Pacific Research Institute and Evaluation has received funding from the National Highway Traffic Safety Administration to begin soliciting motorists in select cities across Washington for blood and saliva samples in order to test for impairment. In an effort to persuade motorists to take part in this invasive survey, the powers that be are offering bribes to any motorist willing to provide them with a saliva sample -- $10 -- while those brave enough to give up a vial of their blood are expected to receive $50.
The problem with this roadside research is while the institute suggests drivers can remove themselves from the survey at any time, any individual who tests positive for impairment is likely going to end up in the county jail and charged with a DUID. Researchers have hired law enforcement officers to hideout nearby in the event their sobriety survey yields a positive result for a variety of substances, including marijuana.
As we all know, marijuana has the capacity to remain in an individual’s system long after the intoxicating effects have worn off.

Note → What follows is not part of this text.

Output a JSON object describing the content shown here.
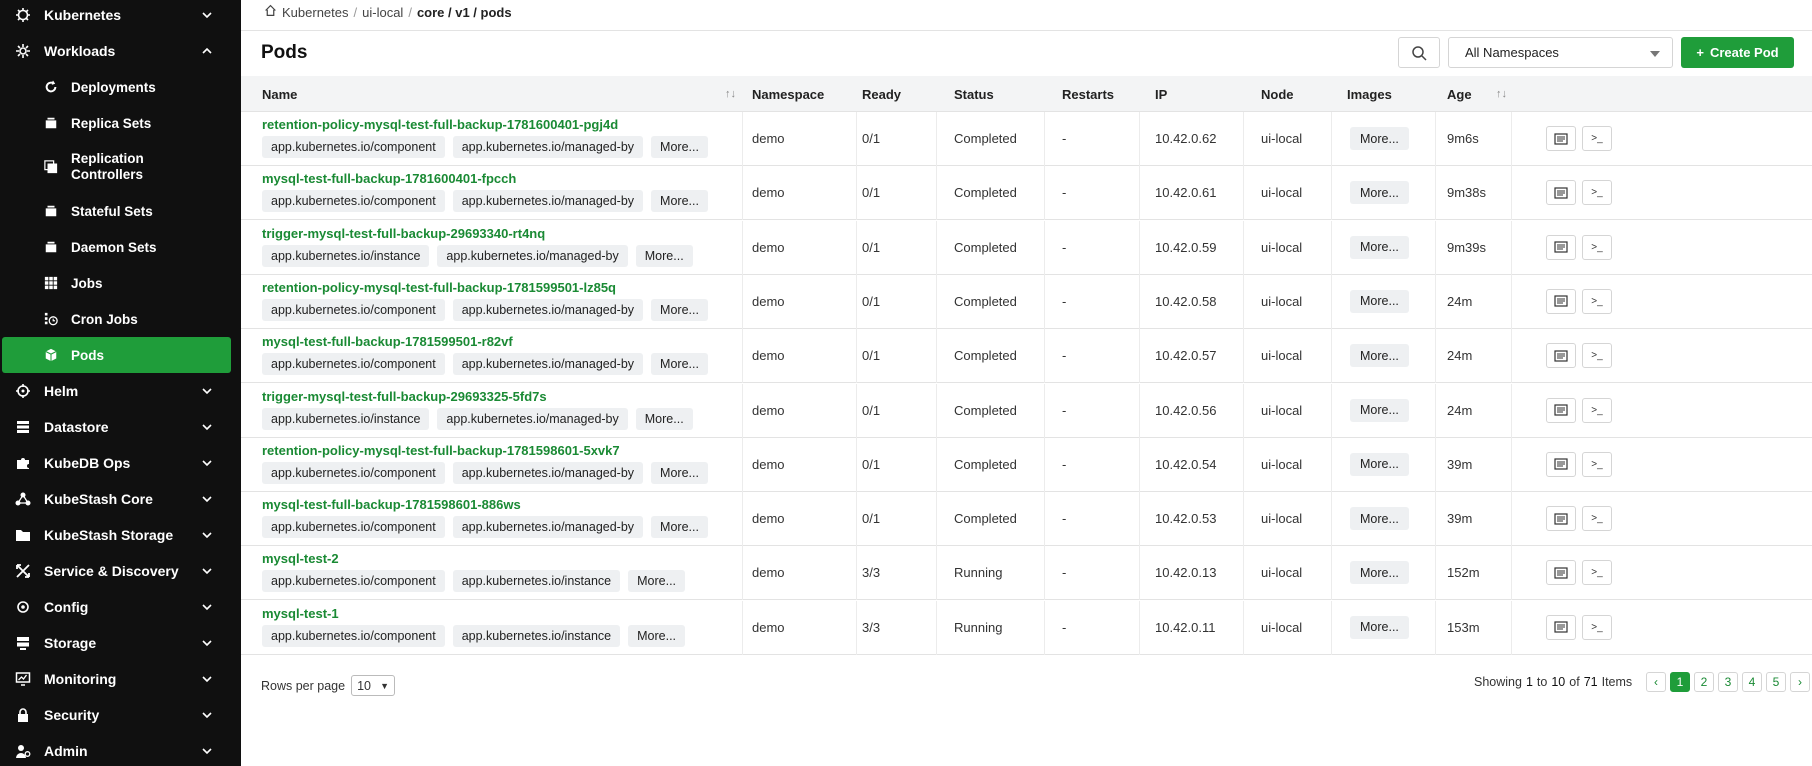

It is possible for someone who smoked a joint three days ago to test positive for pot even though that person is no longer stoned. Therefore, while this survey sounds like an easy way to make a few extra bucks, a regular marijuana smoker will undoubtedly raise the red flag of intoxication, which could lead to arrest, loss of license and hefty fines associated with driving under the influence.
The same survey was recently conducted in Pennsylvania, which led to a lawsuit that suggested while PIRE employees claimed to be independent researchers, they were actually working under the supervision of the Reading, Pennsylvania Police Department. The lawsuit claims that PIRE forced a man, Ricardo Nieves, to submit to a cheek swab even though he refused on three separate occasions. Members of the United States Senate have since questioned whether the $8 million program should be allowed to continue.
Reports indicate that this project to study the “driving habits of Americans” is set to get underway this month in the counties of King, Snohomish, Kitsap, Yakima and Spokane in Washington.
HIGH TIMES believes it is in your best interest not to participate.